The day set aside by the International Labour Organisation (ILO) since 2002, is observed on June 12 every year, to highlight the plight of children, particularly the hundreds of millions of girls and boys throughout the world engaged in work that deprives them of adequate education, health, leisure and basic freedoms.

More than half  of these children are exposed to the worst forms of child labour such as working  in hazardous environments, slavery or other forms of forced labour, illicit activities such as drug trafficking and prostitution, as well as involvement in armed conflict.

The day is,  therefore, intended to serve as a catalyst for a worldwide movement against child labour, to pursue issues that would adequately address the problem across the world.

In Ghana, we are aware that the day has been marked religiously, and for this year, preparations began, with a media launch last Friday, in Accra.

It would be marked with various activities across the country, to create awareness among the citizenry, as well as policy makers and to incorporate child labour issues into their work policies.

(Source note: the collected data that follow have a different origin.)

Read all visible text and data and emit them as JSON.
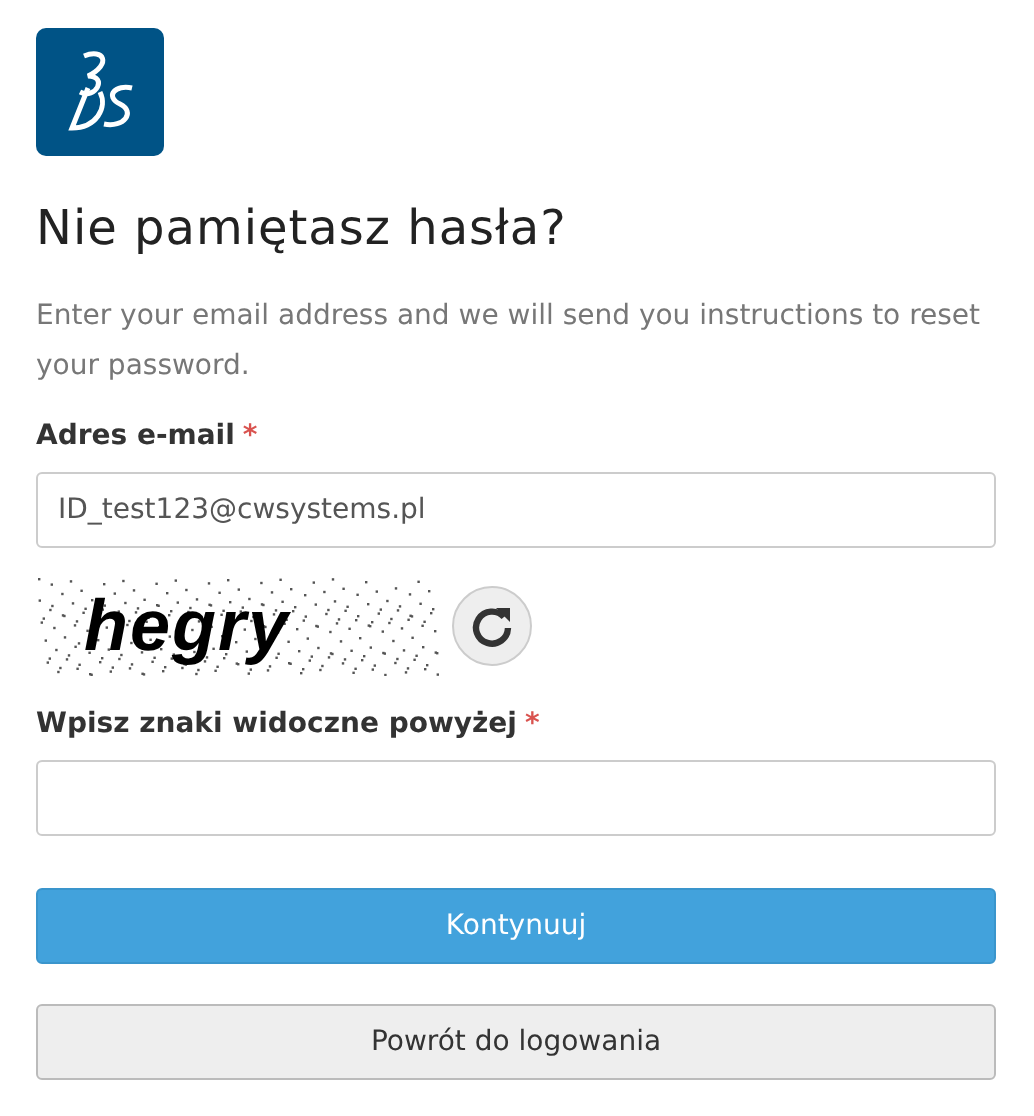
{
  "title": "Nie pamiętasz hasła?",
  "description": "Enter your email address and we will send you instructions to reset your password.",
  "email": {
    "label": "Adres e-mail",
    "required_marker": "*",
    "value": "ID_test123@cwsystems.pl"
  },
  "captcha": {
    "text": "hegry"
  },
  "captcha_field": {
    "label": "Wpisz znaki widoczne powyżej",
    "required_marker": "*"
  },
  "buttons": [
    {
      "label": "Kontynuuj",
      "kind": "primary"
    },
    {
      "label": "Powrót do logowania",
      "kind": "secondary"
    }
  ]
}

What is heartwarming is that as a country, we have  over the years shown a lot of commitment to the fight against child labour by approving a number of ILO conventions such as the Elimination of Worst Forms of Child Labour (WFCL).
But, according to the ILO, although Ghana has pursued various programmes aimed at reducing the practice, the decline in the number of cases has been very slow.

Mr Stephen McClelland, Chief Technical Advisor, of ILO, in Accra, who addressed the media launch, said research on children in Ghana did estimate that a total of 15.5 million children are engaged in paid and unpaid domestic work in homes of a third party or employer, and these children are found to be exposed to various dangers, rights violations and deprivation of childhood liberties while growing up under restricted and harsh conditions.

Again, he said the 2001 Ghana Child Labour Survey (GCLS 2001) report of the Ghana Statistical Service published in 2003, estimated that 242,000 children are engaged in hazardous child labour and many of them were exploited in the large, and unregulated traditional apprenticeship schemes.

“Although the report did not collect data on many WFCL, there are evidence  of large numbers of children working in areas such as domestic work, manual handling and transportation of heavy loads (Kaya and kayaye activities), commercial sex exploitation, small-scale mining (Galamsey), stone quarrying, fishing and in cash crop agriculture,” he said.

We find the revelations worrying and would like to call on the government to intensify efforts at changing public attitude towards child labour.

As we commemorate the day, the Times would also like to urge the social mobilisation partners such as organised labour, faith-based organisations, as well as the media to join in the fight against child labour to ensure that it is either minimised or eradicated completely.